Перевес сил, конечно, на их стороне. Зато за моими плечами – почти четыреста лет успешного отпинывания всяких созданных божками тварей. И мозги.
Однако чего думать? Прыгать надо!
И-и-и-и….
…понеслась!
Вылетаю прямо в центр площадки. Ближайшие «дома» я обходил последние три часа, и монстров в них нет. (Поправочка: теперь нет.) Так что можно приводить план в действие.
– А кто это тут у нас такой красивый? – бросаю пауку, который оказывается справа от меня.
Тварь от неожиданности то ли хрюкает, то ли скрежещет жвалами, разворачивается в мою сторону.
Нарочно цепляю берцем одну из сторожевых нитей. Посильнее, чтобы у её хозяина все восемь пяток завибрировали от моей наглости.
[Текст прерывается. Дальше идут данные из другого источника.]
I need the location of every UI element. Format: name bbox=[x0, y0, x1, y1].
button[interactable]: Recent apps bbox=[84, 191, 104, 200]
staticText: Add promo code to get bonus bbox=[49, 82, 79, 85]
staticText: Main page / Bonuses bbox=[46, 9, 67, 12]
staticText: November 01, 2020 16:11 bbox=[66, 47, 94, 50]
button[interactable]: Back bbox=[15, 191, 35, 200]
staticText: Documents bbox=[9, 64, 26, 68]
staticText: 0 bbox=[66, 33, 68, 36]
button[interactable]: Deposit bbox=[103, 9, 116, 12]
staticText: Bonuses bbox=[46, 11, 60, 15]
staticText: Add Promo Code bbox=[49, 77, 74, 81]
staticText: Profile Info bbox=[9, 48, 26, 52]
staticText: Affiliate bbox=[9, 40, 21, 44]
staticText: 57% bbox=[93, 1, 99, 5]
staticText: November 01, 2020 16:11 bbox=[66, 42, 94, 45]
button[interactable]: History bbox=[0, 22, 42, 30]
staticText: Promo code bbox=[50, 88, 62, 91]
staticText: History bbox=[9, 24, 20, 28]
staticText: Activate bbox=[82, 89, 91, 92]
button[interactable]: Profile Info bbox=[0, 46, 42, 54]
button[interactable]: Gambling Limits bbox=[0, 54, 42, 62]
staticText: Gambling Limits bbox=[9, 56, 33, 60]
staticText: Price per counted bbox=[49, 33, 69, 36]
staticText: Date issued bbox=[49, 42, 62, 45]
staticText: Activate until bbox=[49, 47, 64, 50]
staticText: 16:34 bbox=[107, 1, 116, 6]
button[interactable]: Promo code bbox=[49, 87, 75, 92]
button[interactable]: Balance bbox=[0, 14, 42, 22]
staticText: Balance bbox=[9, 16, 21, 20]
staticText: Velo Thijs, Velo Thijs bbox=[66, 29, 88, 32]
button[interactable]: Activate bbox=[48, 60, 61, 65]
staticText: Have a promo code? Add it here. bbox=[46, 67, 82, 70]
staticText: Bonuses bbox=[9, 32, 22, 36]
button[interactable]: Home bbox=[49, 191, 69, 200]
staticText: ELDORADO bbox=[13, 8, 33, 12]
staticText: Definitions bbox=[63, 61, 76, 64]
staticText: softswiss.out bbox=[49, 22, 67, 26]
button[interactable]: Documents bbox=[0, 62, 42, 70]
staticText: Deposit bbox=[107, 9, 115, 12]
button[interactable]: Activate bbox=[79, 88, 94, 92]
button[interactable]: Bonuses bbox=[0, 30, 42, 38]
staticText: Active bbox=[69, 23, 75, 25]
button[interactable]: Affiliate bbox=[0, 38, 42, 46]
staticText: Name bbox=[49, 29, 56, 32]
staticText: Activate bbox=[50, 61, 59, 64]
Как выяснилось ещё в первый день в разломе, нити пауков я вижу прекрасно, хотя они нематериальны – свиты из тёмного эфира. Паутина монстров очень похожа на мою собственную магию с паучьей «сигнализацией». И я не уверен, что это случайность.
Вижу я не только нити, но и энергетические «узлы» на них. В этих местах эфир будто щетинится зазубренными шипами. И вот сюда-то попасться как раз нельзя. Застрянешь как муха.
– Чего застыл? Давай сюда! – делаю приглашающий жест. Заодно сигнализирую второму пауку: – Жрать подано!
Долго ждать не приходится: не успевает хозяин паутины радостно доскакать до меня, его уже нагоняет второй паук. Они сталкиваются. Укус жвалами в вихляющую чёрную задницу – и первый паук разворачивается к нападающему. Начинается весёлая делёжка будущего корма. Меня то есть. Твари явно уверены, что я-то от них никуда не денусь.
В первый день здесь я едва не попал на такую же раскинутую сеть. Вовремя заметил и отскочил. В отличие от меня, какой-то здешний монстр в виде здоровенного жука влетел в паутину всеми крыльями. Вот тогда-то и я наблюдал за битвой пауков из-за жрачки. Что и навело меня на мысль воспользоваться их жадностью. Натравить друг на друга.
Правда, у тех хвостов не было. Видимо, сейчас мне попался более продвинутый вариант.
Забыв про меня, твари сцепляются в огромный клубок. Щёлкают жвалы, выстреливают сегментарные хвосты, тычась в землю и, если повезёт, – в противника.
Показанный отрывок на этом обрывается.